Let $\mathcal{X} \subset \mathbb{R}^n$ be a finite set and the mapping $\Phi : \mathcal{X} \rightarrow \mathcal{X}$ be defined as follows:
$\Phi(x) := \{y \in \mathcal{X} \mid J(y,x) \leq J(z,x), \, \forall z \in \mathcal{X} \}$
with $J : \mathcal{X} \times \mathcal{X} \rightarrow \mathbb{R}$ two-argument function. I'm not sure about the existence of a fixed point for $\Phi$, but I do not even have a suitable counterexample. Any suggestions/intuitions? Thank you in advance.

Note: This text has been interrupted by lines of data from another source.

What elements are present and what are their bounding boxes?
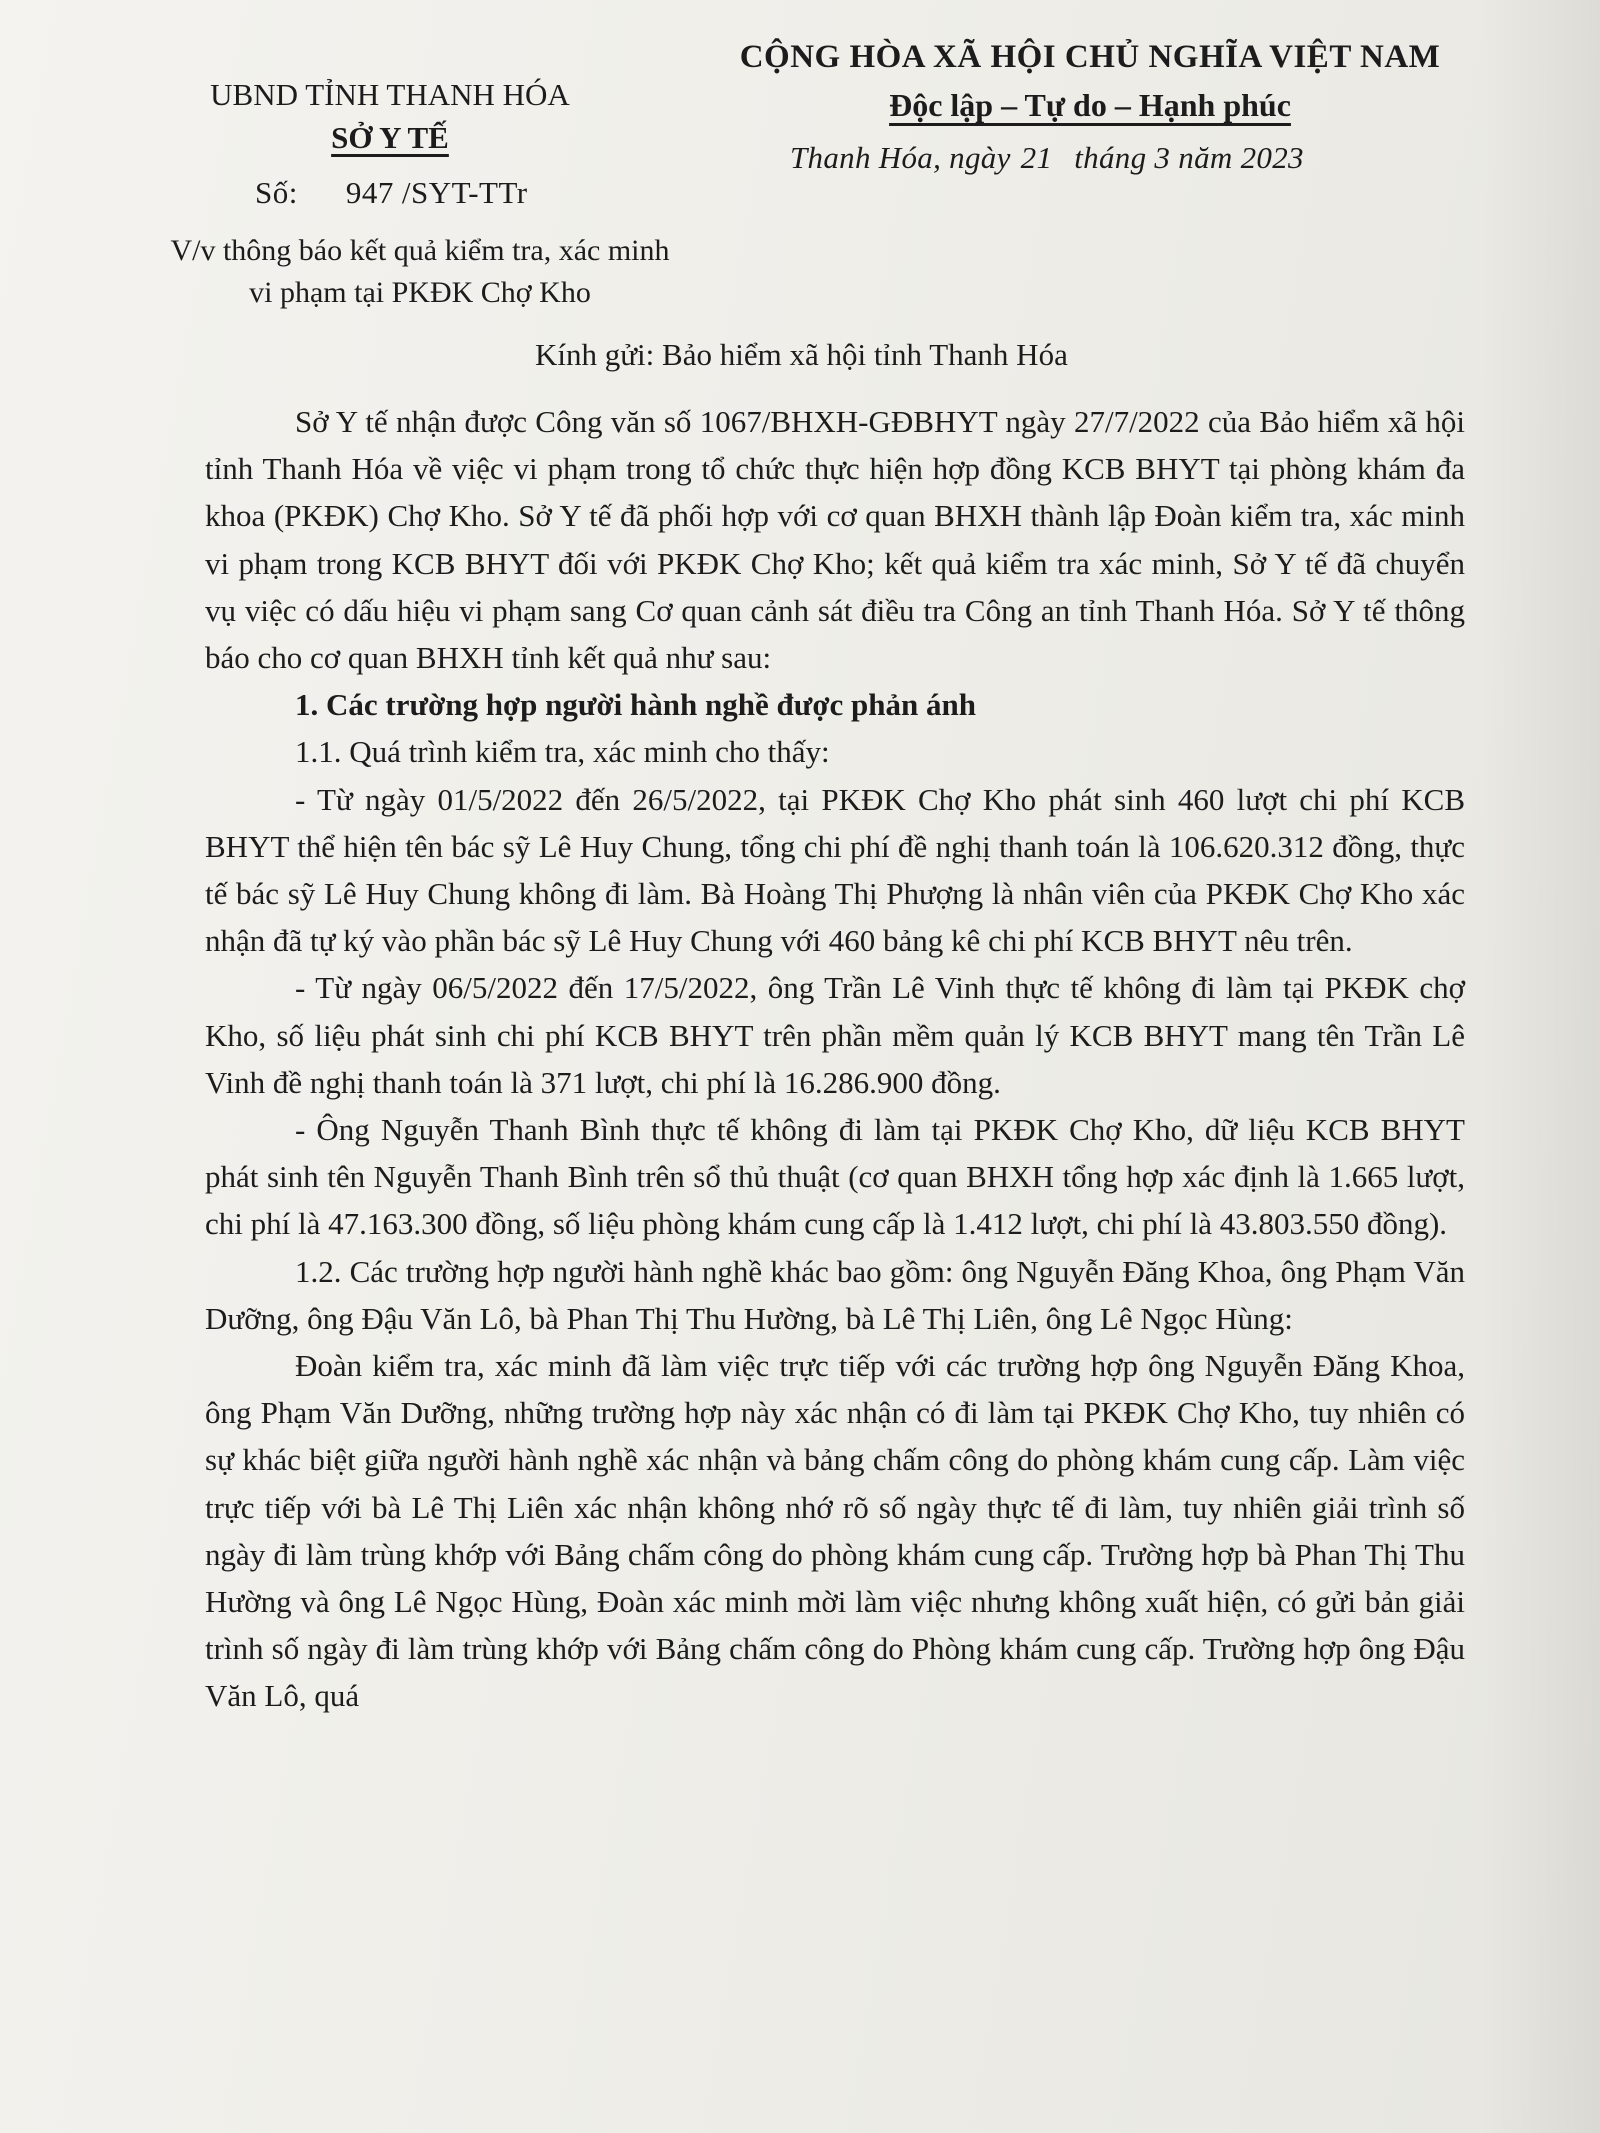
issuing-agency: UBND TỈNH THANH HÓA <box>210 77 570 112</box>
recipient-line: Kính gửi: Bảo hiểm xã hội tỉnh Thanh Hóa <box>535 337 1068 372</box>
issuer-block <box>150 70 630 156</box>
section-1-heading: 1. Các trường hợp người hành nghề được phản ánh <box>295 687 976 723</box>
national-header <box>690 32 1490 128</box>
section-1-2-paragraph: 1.2. Các trường hợp người hành nghề khác bao gồm: ông Nguyễn Đăng Khoa, ông Phạm Văn Dưỡng, ông Đậu Văn Lô, bà Phan Thị Thu Hường, bà Lê Thị Liên, ông Lê Ngọc Hùng: <box>205 1253 1465 1336</box>
final-paragraph: Đoàn kiểm tra, xác minh đã làm việc trực tiếp với các trường hợp ông Nguyễn Đăng Khoa, ông Phạm Văn Dưỡng, những trường hợp này xác nhận có đi làm tại PKĐK Chợ Kho, tuy nhiên có sự khác biệt giữa người hành nghề xác nhận và bảng chấm công do phòng khám cung cấp. Làm việc trực tiếp với bà Lê Thị Liên xác nhận không nhớ rõ số ngày thực tế đi làm, tuy nhiên giải trình số ngày đi làm trùng khớp với Bảng chấm công do phòng khám cung cấp. Trường hợp bà Phan Thị Thu Hường và ông Lê Ngọc Hùng, Đoàn xác minh mời làm việc nhưng không xuất hiện, có gửi bản giải trình số ngày đi làm trùng khớp với Bảng chấm công do Phòng khám cung cấp. Trường hợp ông Đậu Văn Lô, quá <box>205 1348 1465 1714</box>
issuing-department: SỞ Y TẾ <box>331 120 449 155</box>
document-number <box>255 175 528 211</box>
document-body <box>205 398 1465 1720</box>
bullet-paragraph-1: - Từ ngày 01/5/2022 đến 26/5/2022, tại PKĐK Chợ Kho phát sinh 460 lượt chi phí KCB BHYT thể hiện tên bác sỹ Lê Huy Chung, tổng chi phí đề nghị thanh toán là 106.620.312 đồng, thực tế bác sỹ Lê Huy Chung không đi làm. Bà Hoàng Thị Phượng là nhân viên của PKĐK Chợ Kho xác nhận đã tự ký vào phần bác sỹ Lê Huy Chung với 460 bảng kê chi phí KCB BHYT nêu trên. <box>205 781 1465 959</box>
document-number-value: 947 <box>345 175 394 210</box>
bullet-paragraph-3: - Ông Nguyễn Thanh Bình thực tế không đi làm tại PKĐK Chợ Kho, dữ liệu KCB BHYT phát sinh tên Nguyễn Thanh Bình trên sổ thủ thuật (cơ quan BHXH tổng hợp xác định là 1.665 lượt, chi phí là 47.163.300 đồng, số liệu phòng khám cung cấp là 1.412 lượt, chi phí là 43.803.550 đồng). <box>205 1112 1465 1242</box>
bullet-paragraph-2: - Từ ngày 06/5/2022 đến 17/5/2022, ông Trần Lê Vinh thực tế không đi làm tại PKĐK chợ Kho, số liệu phát sinh chi phí KCB BHYT trên phần mềm quản lý KCB BHYT mang tên Trần Lê Vinh đề nghị thanh toán là 371 lượt, chi phí là 16.286.900 đồng. <box>205 970 1465 1100</box>
document-number-suffix: /SYT-TTr <box>401 175 528 210</box>
date-suffix: tháng 3 năm 2023 <box>1074 140 1304 175</box>
date-prefix: Thanh Hóa, ngày <box>790 140 1011 175</box>
section-1-1-paragraph: 1.1. Quá trình kiểm tra, xác minh cho thấy: <box>295 734 830 770</box>
date-line <box>790 140 1304 176</box>
date-day: 21 <box>1020 140 1053 175</box>
page-shadow <box>1480 0 1600 2133</box>
document-subject: V/v thông báo kết quả kiểm tra, xác minh vi phạm tại PKĐK Chợ Kho <box>170 234 670 309</box>
document-number-label: Số: <box>255 175 298 210</box>
national-title: CỘNG HÒA XÃ HỘI CHỦ NGHĨA VIỆT NAM <box>739 39 1441 75</box>
national-motto: Độc lập – Tự do – Hạnh phúc <box>889 87 1291 123</box>
intro-paragraph: Sở Y tế nhận được Công văn số 1067/BHXH-GĐBHYT ngày 27/7/2022 của Bảo hiểm xã hội tỉnh Thanh Hóa về việc vi phạm trong tổ chức thực hiện hợp đồng KCB BHYT tại phòng khám đa khoa (PKĐK) Chợ Kho. Sở Y tế đã phối hợp với cơ quan BHXH thành lập Đoàn kiểm tra, xác minh vi phạm trong KCB BHYT đối với PKĐK Chợ Kho; kết quả kiểm tra xác minh, Sở Y tế đã chuyển vụ việc có dấu hiệu vi phạm sang Cơ quan cảnh sát điều tra Công an tỉnh Thanh Hóa. Sở Y tế thông báo cho cơ quan BHXH tỉnh kết quả như sau: <box>205 404 1465 676</box>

Without further assumptions I think you cannot guarantee the existence of a fixed point. Consider, for example, $X= \{1, \ldots, m\}$ for some $m>1$, and let $J(i, j) := |i - (j+1)|$, if $j < m$, $J(i, m) := |i - 1|$. Then $\Phi(j) = \{j+1\}$, if $j < m$, and $\Phi(m) = \{1\}$, and there is no $j \in \{1, \ldots, m\}$ such that $j\in \Phi(j)$.
If you prefer to use a finite subset of $\mathbb{R}^n$ with $n>1$, let $X := \{x_1, \ldots, x_m\} \subset\mathbb{R}^n$ and define the function $J$ as above (with obvious modifications, i.e. $J(x_i, x_j) := |i - (j+1)|$ if $j<m$, etc.).